One of the many reasons I have been drawn to the giallo genre over the last few years is the attention paid to locations. Beautiful, jaw-dropping scenery occasionally succeeds in distracting the viewer from a meandering plot, or plot details that sometimes make little sense. I also love that these productions are very ‘of their time’. That is to say, at their peak in the early 70s, their style virtually defines the look and style of those years.
This is very much the case with ‘The Designated Victim’, which Shameless DVDs have brought us from the brink of the abyss of ‘lost films’. Carefully stitching the project back together, we should be grateful that this exists at all. It has the exotic looks of the early 70s ‘turned up to 11’. The Venice locations are incredible, draped in chilly mist, which greatly enhances the enigmatic presence of fey Count Matteo Tiepolo (Pierre Clémenti, dubbed by an actor who seems to be channelling Michael Gough), all long curls and flowing, eccentric clothes. His relationship with weary playboy Stefano Augenti (Tomas Milian, also featured in the following year’s ‘Don’t Torture a Duckling’; he also sings the end theme) more than verges on the homo-erotic and adds an extra element to the murderous deal they strike: they agree to kill each other’s relatives. The two men are featured on most of the publicity, rather than the image of a nubile young woman as in other films of this type.

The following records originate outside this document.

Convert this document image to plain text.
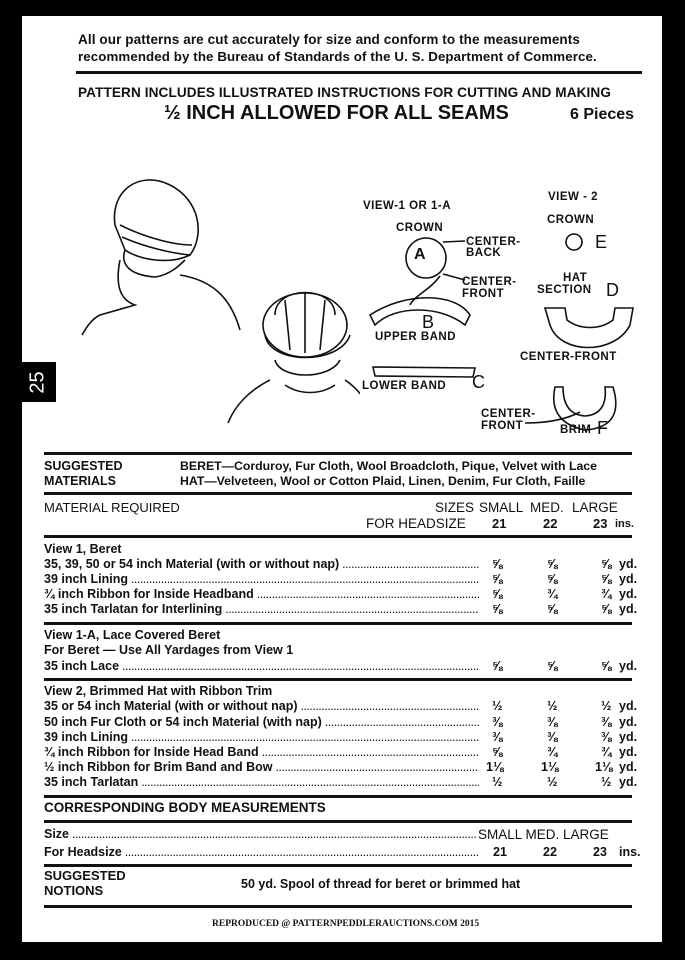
25
All our patterns are cut accurately for size and conform to the measurements
recommended by the Bureau of Standards of the U. S. Department of Commerce.
PATTERN INCLUDES ILLUSTRATED INSTRUCTIONS FOR CUTTING AND MAKING
½ INCH ALLOWED FOR ALL SEAMS	6 Pieces
VIEW-1 OR 1-A
CROWN
A
CENTER-
BACK
CENTER-
FRONT
B
UPPER BAND
LOWER BAND C
VIEW - 2
CROWN
E
HAT
SECTION D
CENTER-FRONT
CENTER-
FRONT	BRIM F
SUGGESTED
MATERIALS
BERET—Corduroy, Fur Cloth, Wool Broadcloth, Pique, Velvet with Lace
HAT—Velveteen, Wool or Cotton Plaid, Linen, Denim, Fur Cloth, Faille
MATERIAL REQUIRED	SIZES SMALL MED. LARGE
FOR HEADSIZE 21	22	23 ins.
View 1, Beret
35, 39, 50 or 54 inch Material (with or without nap) .....	⅝	⅝	⅝ yd.
39 inch Lining .....	⅝	⅝	⅝ yd.
¾ inch Ribbon for Inside Headband .....	⅝	¾	¾ yd.
35 inch Tarlatan for Interlining .....	⅝	⅝	⅝ yd.
View 1-A, Lace Covered Beret
For Beret — Use All Yardages from View 1
35 inch Lace .....	⅝	⅝	⅝ yd.
View 2, Brimmed Hat with Ribbon Trim
35 or 54 inch Material (with or without nap) .....	½	½	½ yd.
50 inch Fur Cloth or 54 inch Material (with nap) .....	⅜	⅜	⅜ yd.
39 inch Lining .....	⅜	⅜	⅜ yd.
¾ inch Ribbon for Inside Head Band .....	⅝	¾	¾ yd.
½ inch Ribbon for Brim Band and Bow .....	1⅛	1⅛	1⅛ yd.
35 inch Tarlatan .....	½	½	½ yd.
CORRESPONDING BODY MEASUREMENTS
Size .....	SMALL MED. LARGE
For Headsize .....	21	22	23 ins.
SUGGESTED
NOTIONS	50 yd. Spool of thread for beret or brimmed hat
REPRODUCED @ PATTERNPEDDLERAUCTIONS.COM 2015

The exquisite music of Luis Enriquez Bacalov greatly compliments this stylish thriller. Shameless really have done an exceptional job restoring director Maurizio Lucidi’s magnificent looking project. A reworking of Alfred Hitchcock’s ‘Strangers on a Train,’ this is certainly leisurely paced and could contain more in the way of suspense – and yet to me, it looks so good, and the relationship between the leads is so weird, anything else is secondary.